General Electric links with AMI to host media training on energy and infrastructure reporting

Some 20 journalists drawn from the East African region this October underwent basic training on the energy sector in Africa for better storytelling.

AFRICA has been a laggard in infrastructure, and according from the African Development Bank (AfDB), the continent needs to invest around $100 billion a year over the next decade to meet its infrastructure shortfall, a third of which is needed for maintenance.

The need to accelerate investment is clear -  one statistic alone illustrates the magnitude of the challenge that lies ahead: it will take Africa until 2080 to achieve universal access to electricity at the present rate of progress, says data from the Africa Progress Panel.

Much of the public sentiment around infrastructure is shaped by the stories in the media about it, and journalists have the ability to highlight the salient issues for public debate and participation.

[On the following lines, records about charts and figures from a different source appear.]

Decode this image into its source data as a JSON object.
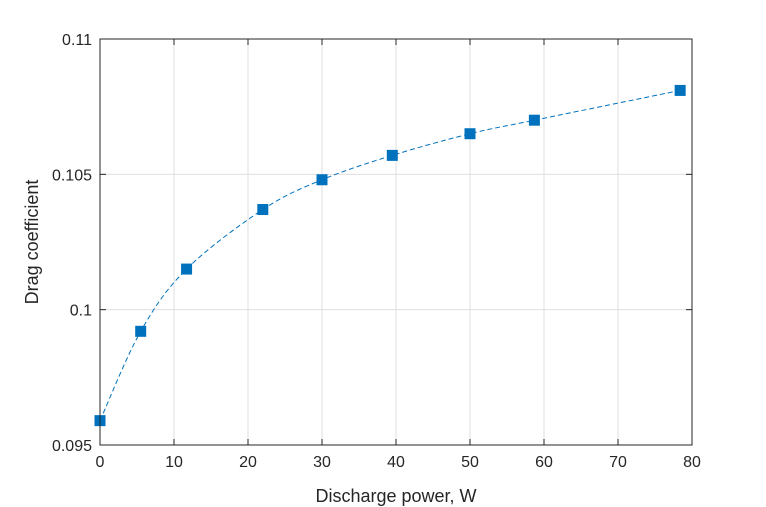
{
  "chart_data": {
    "type": "line",
    "title": "",
    "xlabel": "Discharge power, W",
    "ylabel": "Drag coefficient",
    "xlim": [
      0,
      80
    ],
    "ylim": [
      0.095,
      0.11
    ],
    "x_ticks": [
      0,
      10,
      20,
      30,
      40,
      50,
      60,
      70,
      80
    ],
    "x_tick_labels": [
      "0",
      "10",
      "20",
      "30",
      "40",
      "50",
      "60",
      "70",
      "80"
    ],
    "y_ticks": [
      0.095,
      0.1,
      0.105,
      0.11
    ],
    "y_tick_labels": [
      "0.095",
      "0.1",
      "0.105",
      "0.11"
    ],
    "grid": true,
    "series": [
      {
        "x": [
          0,
          5.5,
          11.7,
          22,
          30,
          39.5,
          50,
          58.7,
          78.4
        ],
        "y": [
          0.0959,
          0.0992,
          0.1015,
          0.1037,
          0.1048,
          0.1057,
          0.1065,
          0.107,
          0.1081
        ],
        "marker": "square",
        "line_style": "dashed",
        "color": "#0072bd"
      }
    ]
  }
}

This is what has prompted the African Media Initiative (AMI) and General Electric (GE) to partner in boosting media coverage in Africa of energy and infrastructure issues. Some 20 journalists drawn from the East African region this October underwent basic training on the energy sector in Africa, and on using sector data to tell impactful stories that will enrich media content and better inform citizens.

The training explored the importance of covering the energy sector, the weaknesses identified in coverage of infrastructure and energy-related issues, as well as the use of data and cutting edge technologies to craft media messages for audiences across all platforms.

Patricia Obozuwa, Director of Communications for GE Africa said the initiative was part of the company’s efforts to support developmental journalism through building expertise in energy and infrastructure reporting.

This workshop was the first in a series of regional training events that GE will sponsor to create an Africa-wide network of journalists specialising in reporting on energy and infrastructure.

Through the programme, journalists are encouraged to publish and broadcast stories that drive the development agenda and clearly outline the critical role that energy and infrastructure play in the growth of national economies.

The African Media Initiative (AMI) is a pan-African organisation that seeks to strengthen the continent’s private and independent media sector, to promote democratic governance, social development and economic growth.

AMI’s overall goal is to promote the development of pluralistic media as a necessary and critical ingredient of democratic governance, as well as economic and human development in Africa.